CSP can store energy and extend power availability: CSP’s big advantage is that it can store power, helping to resolve the issue of peak energy demand often coming at night or early in the morning, when there is no sunlight. Surplus heat from CSP renewable energy production can be stored in molten salt and used when needed — “for electricity generation or other purposes,” King noted. Noor I has three hours of storage capacity, while Noor II and III have seven hours each. Benali hopes that stored solar heat could also be used for hydrogen production or desalination, she said.
Morocco is also eyeing more exports to existing markets Spain and Portugal through its existing two electricity interconnections with Europe, Benali said. Morocco’s two electricity interconnections with Europe have a total capacity of 1.4 GW. Power flows both ways between them, “depending on generating and market conditions in Europe and Morocco,” Benali told King.
It’s good news for Europe, which is looking to lock in more of its energy needs from MENA after pulling back from Russia. Members of the European Union and the UK are looking to buy more electricity from North Africa and more natural gas from Egypt and Israel in a bid to lessen their reliance on Moscow now and in the long run.

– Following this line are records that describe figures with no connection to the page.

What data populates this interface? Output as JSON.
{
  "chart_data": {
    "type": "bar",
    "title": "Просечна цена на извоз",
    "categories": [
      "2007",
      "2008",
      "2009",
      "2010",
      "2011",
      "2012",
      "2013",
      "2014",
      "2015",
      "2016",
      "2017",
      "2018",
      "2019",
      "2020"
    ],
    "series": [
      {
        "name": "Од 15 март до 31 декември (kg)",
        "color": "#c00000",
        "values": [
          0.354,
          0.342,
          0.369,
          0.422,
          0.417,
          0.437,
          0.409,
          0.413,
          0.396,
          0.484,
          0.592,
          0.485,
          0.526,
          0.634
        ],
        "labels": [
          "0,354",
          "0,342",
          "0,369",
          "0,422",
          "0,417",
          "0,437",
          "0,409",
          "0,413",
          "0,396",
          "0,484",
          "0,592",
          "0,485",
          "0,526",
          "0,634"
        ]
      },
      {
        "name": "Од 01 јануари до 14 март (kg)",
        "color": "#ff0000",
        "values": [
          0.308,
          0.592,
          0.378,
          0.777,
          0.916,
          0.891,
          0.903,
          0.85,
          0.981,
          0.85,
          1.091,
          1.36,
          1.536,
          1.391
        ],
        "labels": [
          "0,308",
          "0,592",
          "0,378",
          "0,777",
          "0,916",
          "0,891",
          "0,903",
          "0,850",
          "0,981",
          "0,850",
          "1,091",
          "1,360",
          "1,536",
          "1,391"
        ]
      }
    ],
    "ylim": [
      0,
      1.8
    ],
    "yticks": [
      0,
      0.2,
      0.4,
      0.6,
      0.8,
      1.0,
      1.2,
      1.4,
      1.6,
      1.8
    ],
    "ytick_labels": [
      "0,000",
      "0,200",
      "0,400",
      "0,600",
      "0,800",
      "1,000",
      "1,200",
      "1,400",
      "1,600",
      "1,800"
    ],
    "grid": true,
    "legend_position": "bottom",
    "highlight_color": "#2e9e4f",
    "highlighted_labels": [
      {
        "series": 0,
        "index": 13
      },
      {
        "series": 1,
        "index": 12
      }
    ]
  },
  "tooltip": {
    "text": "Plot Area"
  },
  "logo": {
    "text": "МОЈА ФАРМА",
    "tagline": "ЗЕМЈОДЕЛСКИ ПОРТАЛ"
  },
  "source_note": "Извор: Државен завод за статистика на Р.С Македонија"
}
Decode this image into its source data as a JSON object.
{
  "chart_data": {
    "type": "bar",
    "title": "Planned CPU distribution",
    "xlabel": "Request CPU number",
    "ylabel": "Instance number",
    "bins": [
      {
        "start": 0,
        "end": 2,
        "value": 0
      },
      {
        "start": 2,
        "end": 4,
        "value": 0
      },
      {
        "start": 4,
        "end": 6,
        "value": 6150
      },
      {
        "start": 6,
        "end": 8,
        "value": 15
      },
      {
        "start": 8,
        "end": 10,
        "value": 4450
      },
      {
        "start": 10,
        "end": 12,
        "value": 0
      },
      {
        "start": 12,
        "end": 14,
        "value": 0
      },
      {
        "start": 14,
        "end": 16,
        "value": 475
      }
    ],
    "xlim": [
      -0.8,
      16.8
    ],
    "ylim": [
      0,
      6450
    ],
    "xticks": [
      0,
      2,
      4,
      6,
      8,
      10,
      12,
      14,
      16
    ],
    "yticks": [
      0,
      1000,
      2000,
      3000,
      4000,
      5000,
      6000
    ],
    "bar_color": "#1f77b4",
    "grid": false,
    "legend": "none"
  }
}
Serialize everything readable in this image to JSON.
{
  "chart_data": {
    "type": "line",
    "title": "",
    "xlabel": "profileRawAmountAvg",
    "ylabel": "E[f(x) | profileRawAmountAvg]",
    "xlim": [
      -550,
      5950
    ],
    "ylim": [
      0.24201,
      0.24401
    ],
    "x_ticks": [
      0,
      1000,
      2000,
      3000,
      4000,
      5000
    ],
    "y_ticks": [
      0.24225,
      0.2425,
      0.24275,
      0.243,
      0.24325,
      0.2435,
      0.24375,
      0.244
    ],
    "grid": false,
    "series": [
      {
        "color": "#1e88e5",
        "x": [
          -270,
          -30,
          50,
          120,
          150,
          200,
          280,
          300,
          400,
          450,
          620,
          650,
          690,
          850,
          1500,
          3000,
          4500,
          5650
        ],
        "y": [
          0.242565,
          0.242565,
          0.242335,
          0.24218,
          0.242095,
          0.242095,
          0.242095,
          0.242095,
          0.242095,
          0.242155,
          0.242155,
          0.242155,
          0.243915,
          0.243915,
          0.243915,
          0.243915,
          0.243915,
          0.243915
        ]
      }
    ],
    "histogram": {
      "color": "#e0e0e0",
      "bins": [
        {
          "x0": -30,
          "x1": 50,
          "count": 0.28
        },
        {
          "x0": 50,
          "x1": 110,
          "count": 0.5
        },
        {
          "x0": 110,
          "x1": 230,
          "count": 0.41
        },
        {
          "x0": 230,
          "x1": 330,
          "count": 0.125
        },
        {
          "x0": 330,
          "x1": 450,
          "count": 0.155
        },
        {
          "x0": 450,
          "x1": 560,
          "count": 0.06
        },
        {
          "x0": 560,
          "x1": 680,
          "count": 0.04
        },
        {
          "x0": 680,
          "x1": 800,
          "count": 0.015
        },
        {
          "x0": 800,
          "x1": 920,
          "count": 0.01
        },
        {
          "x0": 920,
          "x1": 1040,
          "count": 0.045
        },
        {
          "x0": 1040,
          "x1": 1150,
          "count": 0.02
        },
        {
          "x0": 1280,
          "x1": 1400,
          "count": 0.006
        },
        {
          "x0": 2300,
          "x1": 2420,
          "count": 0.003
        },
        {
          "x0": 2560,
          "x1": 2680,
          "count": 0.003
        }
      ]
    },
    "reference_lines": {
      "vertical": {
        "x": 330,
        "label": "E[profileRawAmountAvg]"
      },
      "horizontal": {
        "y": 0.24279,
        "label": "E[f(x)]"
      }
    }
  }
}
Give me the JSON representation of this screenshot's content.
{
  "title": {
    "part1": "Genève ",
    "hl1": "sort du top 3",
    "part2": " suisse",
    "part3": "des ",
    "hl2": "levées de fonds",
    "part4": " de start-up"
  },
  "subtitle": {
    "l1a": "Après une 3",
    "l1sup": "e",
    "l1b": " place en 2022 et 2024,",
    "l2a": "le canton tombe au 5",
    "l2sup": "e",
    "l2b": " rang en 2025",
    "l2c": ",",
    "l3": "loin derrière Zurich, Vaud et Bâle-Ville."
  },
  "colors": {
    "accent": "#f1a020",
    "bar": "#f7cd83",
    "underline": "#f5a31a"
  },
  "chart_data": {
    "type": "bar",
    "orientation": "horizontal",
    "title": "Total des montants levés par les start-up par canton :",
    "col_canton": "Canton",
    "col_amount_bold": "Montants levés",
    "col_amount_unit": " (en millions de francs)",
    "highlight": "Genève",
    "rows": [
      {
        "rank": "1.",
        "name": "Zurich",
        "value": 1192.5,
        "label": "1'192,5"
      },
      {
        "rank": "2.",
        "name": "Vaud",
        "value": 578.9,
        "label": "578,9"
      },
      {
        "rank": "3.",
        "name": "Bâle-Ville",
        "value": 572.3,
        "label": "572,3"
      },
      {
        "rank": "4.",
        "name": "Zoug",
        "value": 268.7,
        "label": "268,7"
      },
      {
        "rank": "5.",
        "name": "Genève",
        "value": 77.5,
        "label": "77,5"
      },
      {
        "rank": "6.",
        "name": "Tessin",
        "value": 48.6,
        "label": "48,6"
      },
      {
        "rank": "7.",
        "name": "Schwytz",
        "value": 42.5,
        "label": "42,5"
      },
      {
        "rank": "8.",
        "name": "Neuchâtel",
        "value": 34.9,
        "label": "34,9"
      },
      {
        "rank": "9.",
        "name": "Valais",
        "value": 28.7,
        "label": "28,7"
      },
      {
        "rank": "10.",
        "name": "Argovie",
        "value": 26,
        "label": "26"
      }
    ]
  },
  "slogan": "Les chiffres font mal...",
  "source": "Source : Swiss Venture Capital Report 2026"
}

As we know, linking electricity grids is a growing trend in MENA: A proposed direct link between the electricity grids of Egypt and Greece was recently said to be accelerating, as Europe looks to transition away from Russian fossil fuels. And plans for Egypt and Saudi Arabia to start linking their electricity grids have been in the works for some time, with implementation of the USD 1.8 bn project due to begin this year, the first 1.5 GW phase set to be operational by 2024, and the second 1.5 GW phase to follow a year later.